Danny McCance 25 Feb 2019 04:12pm

London Living Wage campaign targets financial services

Financial services in London are being encouraged to pay all staff a minimum of £10.55 per hour

A campaign is being launched today by the Corporation and the Living Wage Foundation, which includes posters being placed in nine of the busiest tube stations in London, to help the one in five people working in the capital that still don’t earn enough to live on.

There are more than 273,000 people employed in City financial and professional services jobs, and 9,490 financial and professional services firms, according to the City of London Corporation.

So far 155 business in the City have signed up to pay the London Living Wage (LLW).

Lola McEvoy, head of campaigns at the Living Wage Foundation pointed out that many financial services firms “still don’t pay their security staff and cleaners enough to live on”.

“We believe this campaign can encourage more employers within the City to recognise that paying the London Living Wage is both good for their business, and the right thing to do,” she added.

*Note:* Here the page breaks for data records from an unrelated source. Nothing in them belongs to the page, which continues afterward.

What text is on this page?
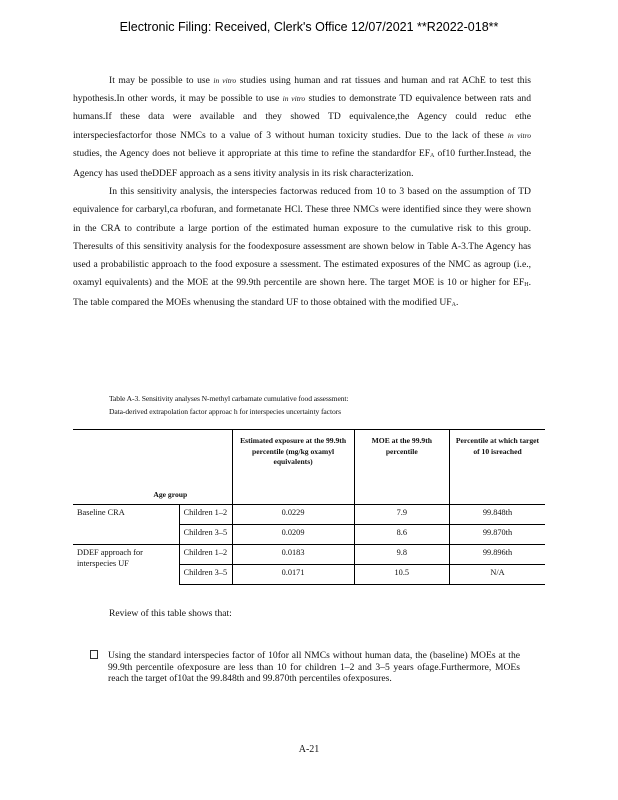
Electronic Filing: Received, Clerk's Office 12/07/2021 **R2022-018**

It may be possible to use in vitro studies using human and rat tissues and human and rat AChE to test this hypothesis.In other words, it may be possible to use in vitro studies to demonstrate TD equivalence between rats and humans.If these data were available and they showed TD equivalence,the Agency could reduc ethe interspeciesfactorfor those NMCs to a value of 3 without human toxicity studies. Due to the lack of these in vitro studies, the Agency does not believe it appropriate at this time to refine the standardfor $EF_A$ of10 further.Instead, the Agency has used theDDEF approach as a sens itivity analysis in its risk characterization.

In this sensitivity analysis, the interspecies factorwas reduced from 10 to 3 based on the assumption of TD equivalence for carbaryl,ca rbofuran, and formetanate HCl. These three NMCs were identified since they were shown in the CRA to contribute a large portion of the estimated human exposure to the cumulative risk to this group. Theresults of this sensitivity analysis for the foodexposure assessment are shown below in Table A-3.The Agency has used a probabilistic approach to the food exposure a ssessment. The estimated exposures of the NMC as agroup (i.e., oxamyl equivalents) and the MOE at the 99.9th percentile are shown here. The target MOE is 10 or higher for $EF_H$. The table compared the MOEs whenusing the standard UF to those obtained with the modified $UF_A$.

Table A-3. Sensitivity analyses N-methyl carbamate cumulative food assessment:
Data-derived extrapolation factor approac h for interspecies uncertainty factors
Age group		Estimated exposure at the 99.9th percentile (mg/kg oxamyl equivalents)	MOE at the 99.9th percentile	Percentile at which target of 10 isreached

Baseline CRA	Children 1–2	0.0229	7.9	99.848th
	Children 3–5	0.0209	8.6	99.870th
DDEF approach for interspecies UF	Children 1–2	0.0183	9.8	99.896th
	Children 3–5	0.0171	10.5	N/A
Review of this table shows that:
Using the standard interspecies factor of 10for all NMCs without human data, the (baseline) MOEs at the 99.9th percentile ofexposure are less than 10 for children 1–2 and 3–5 years ofage.Furthermore, MOEs reach the target of10at the 99.848th and 99.870th percentiles ofexposures.
A-21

Catherine McGuiness, policy chair at the City of London Corporation said, “Our people are our City and they are the best investment we will ever make.”

Research from the Living Wage Foundation found that 93% of businesses felt they had gained as a business from paying LLW and 86% reported that it had improved their reputation.

Further to this, 76% of larger businesses (employing more than 500 people) reported enhanced employee retention while 78% said motivation had increased.

“Paying the LLW is good for business and good for society,” said McGuiness, but added that more importantly it would enable those working in the city “to provide for themselves and their families, giving employees a dignified life”.

Research last month found that financial services was the best paid sector in the UK, and the only sector in which more than half of employees earn more than £100,000 – over 20 times the average UK population.

Despite there being more than 32 million people in work across the UK, 5.5 million workers are being paid below the real living wage.